The PI3K pathway induced by αMSH exerts a negative feedback on melanogenesis and contributes to the release of pigment

Abstract The melanocortin‐1 receptor (MC1R) belongs to the family of the G protein‐coupled receptor (GPCR). Activated GPCRs can promote the phosphoinositide 3‐kinase (PI3K) pathway. Few studies deal with the role of the PI3K pathway activation in response to αMSH. On B16‐F10 cell line, we investigated the αMSH‐dependent modulation of pAKT/AKT, as a key element of the PI3K pathway after rapid and prolonged stimulation. We demonstrated that αMSH triggers a rapid modulation of AKT which culminates in an increase in its phosphorylation.

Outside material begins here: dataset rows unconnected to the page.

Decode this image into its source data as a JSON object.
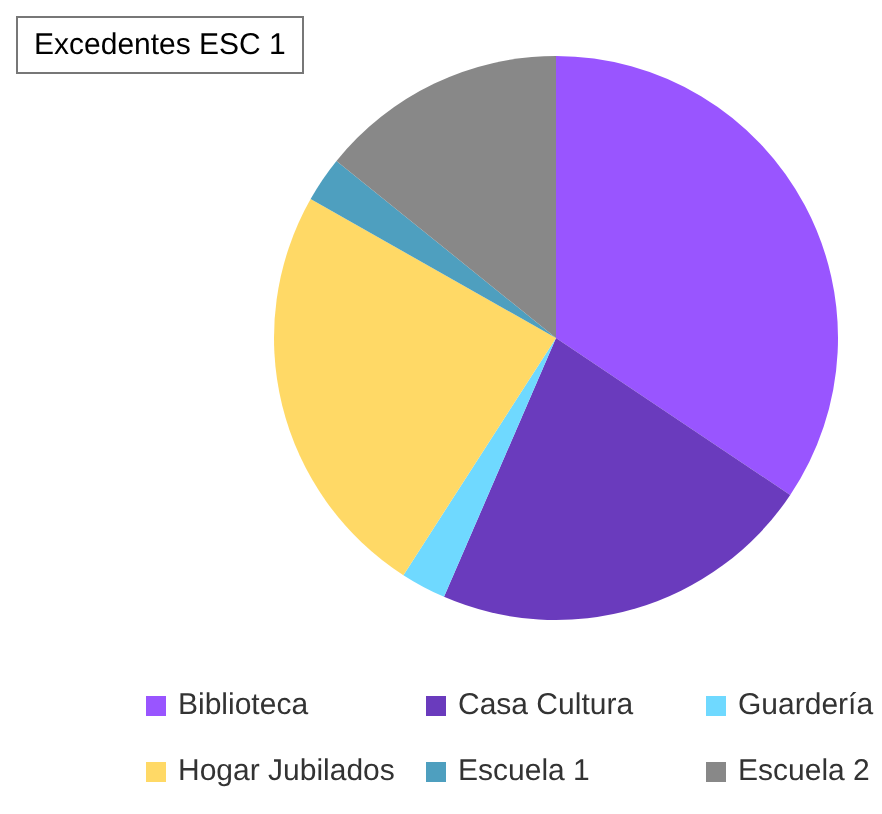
{
  "chart_data": {
    "type": "pie",
    "title": "Excedentes ESC 1",
    "categories": [
      "Biblioteca",
      "Casa Cultura",
      "Guardería",
      "Hogar Jubilados",
      "Escuela 1",
      "Escuela 2"
    ],
    "values": [
      34.4,
      22.1,
      2.6,
      24.1,
      2.6,
      14.2
    ],
    "colors": [
      "#9955ff",
      "#6a3bbd",
      "#6fd9ff",
      "#ffd966",
      "#4e9fbf",
      "#888888"
    ],
    "legend": "bottom"
  }
}
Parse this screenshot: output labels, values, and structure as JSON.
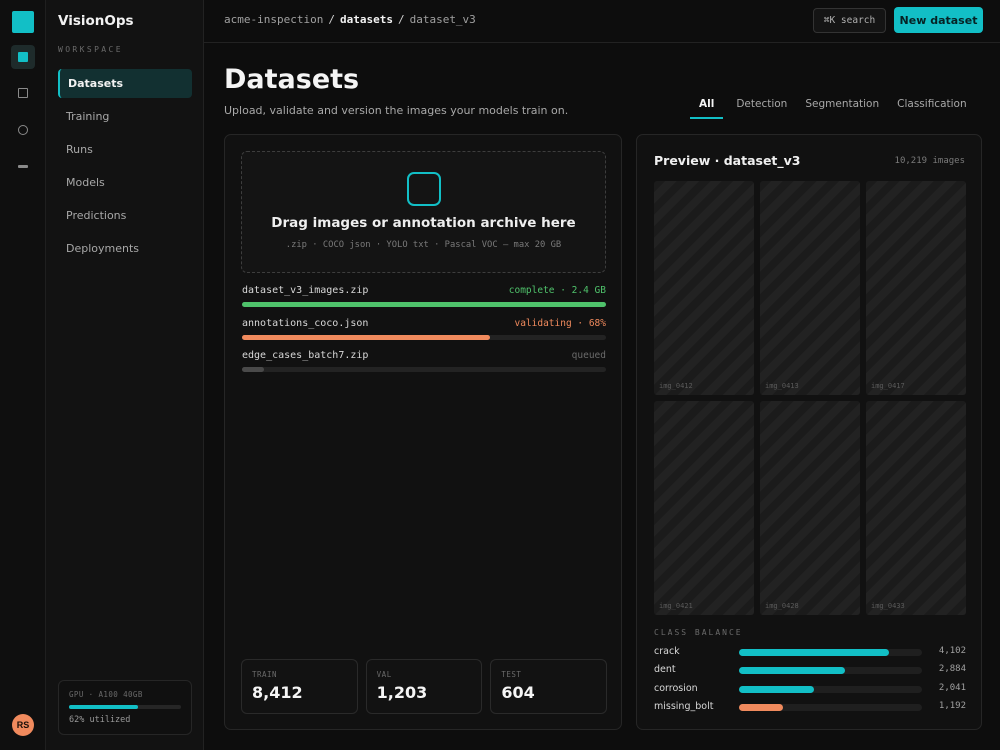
{
  "app": {
    "name": "VisionOps",
    "user_initials": "RS"
  },
  "colors": {
    "accent": "#12bfc6",
    "success": "#4fc26b",
    "warning": "#f08a5d",
    "muted": "#4a4a4a"
  },
  "rail": {
    "icons": [
      "datasets-icon",
      "square-icon",
      "circle-icon",
      "dash-icon"
    ]
  },
  "sidebar": {
    "section_label": "WORKSPACE",
    "items": [
      {
        "label": "Datasets",
        "active": true
      },
      {
        "label": "Training",
        "active": false
      },
      {
        "label": "Runs",
        "active": false
      },
      {
        "label": "Models",
        "active": false
      },
      {
        "label": "Predictions",
        "active": false
      },
      {
        "label": "Deployments",
        "active": false
      }
    ],
    "gpu": {
      "label": "GPU · A100 40GB",
      "utilization": 0.62,
      "utilization_text": "62% utilized"
    }
  },
  "topbar": {
    "breadcrumb": [
      "acme-inspection",
      "datasets",
      "dataset_v3"
    ],
    "search_label": "⌘K search",
    "new_button": "New dataset"
  },
  "page": {
    "title": "Datasets",
    "subtitle": "Upload, validate and version the images your models train on.",
    "tabs": [
      "All",
      "Detection",
      "Segmentation",
      "Classification"
    ],
    "active_tab": "All"
  },
  "upload": {
    "title": "Drag images or annotation archive here",
    "subtitle": ".zip · COCO json · YOLO txt · Pascal VOC — max 20 GB",
    "files": [
      {
        "name": "dataset_v3_images.zip",
        "status": "complete · 2.4 GB",
        "progress": 1.0,
        "state": "success"
      },
      {
        "name": "annotations_coco.json",
        "status": "validating · 68%",
        "progress": 0.68,
        "state": "warning"
      },
      {
        "name": "edge_cases_batch7.zip",
        "status": "queued",
        "progress": 0.06,
        "state": "muted"
      }
    ],
    "splits": [
      {
        "label": "TRAIN",
        "value": "8,412"
      },
      {
        "label": "VAL",
        "value": "1,203"
      },
      {
        "label": "TEST",
        "value": "604"
      }
    ]
  },
  "preview": {
    "title": "Preview · dataset_v3",
    "count": "10,219 images",
    "images": [
      "img_0412",
      "img_0413",
      "img_0417",
      "img_0421",
      "img_0428",
      "img_0433"
    ],
    "class_balance_label": "CLASS BALANCE",
    "classes": [
      {
        "name": "crack",
        "count": "4,102",
        "value": 4102,
        "color": "#12bfc6"
      },
      {
        "name": "dent",
        "count": "2,884",
        "value": 2884,
        "color": "#12bfc6"
      },
      {
        "name": "corrosion",
        "count": "2,041",
        "value": 2041,
        "color": "#12bfc6"
      },
      {
        "name": "missing_bolt",
        "count": "1,192",
        "value": 1192,
        "color": "#f08a5d"
      }
    ],
    "class_scale_max": 5000
  }
}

We highlighted a comparable upregulation of pAKT after exposure to αMSH on primary cultures of normal human melanocytes (NHMs) expressing a wild‐type MC1R. On B16‐F10 cells, NHMs, and an ex vivo model of human skin biopsies, we explored the influence of PI3K/AKT signaling triggered by αMSH, focusing on the control of melanogenesis and pigment release. We showed that the αMSH‐dependent PI3K/AKT pathway exerts a negative feedback on melanogenesis and promotes the extracellular release of pigment. We strengthened the role of the PI3K/AKT pathway triggered by αMSH in preserving redox equilibrium and genome integrity, highlighting its role in affecting cell survival.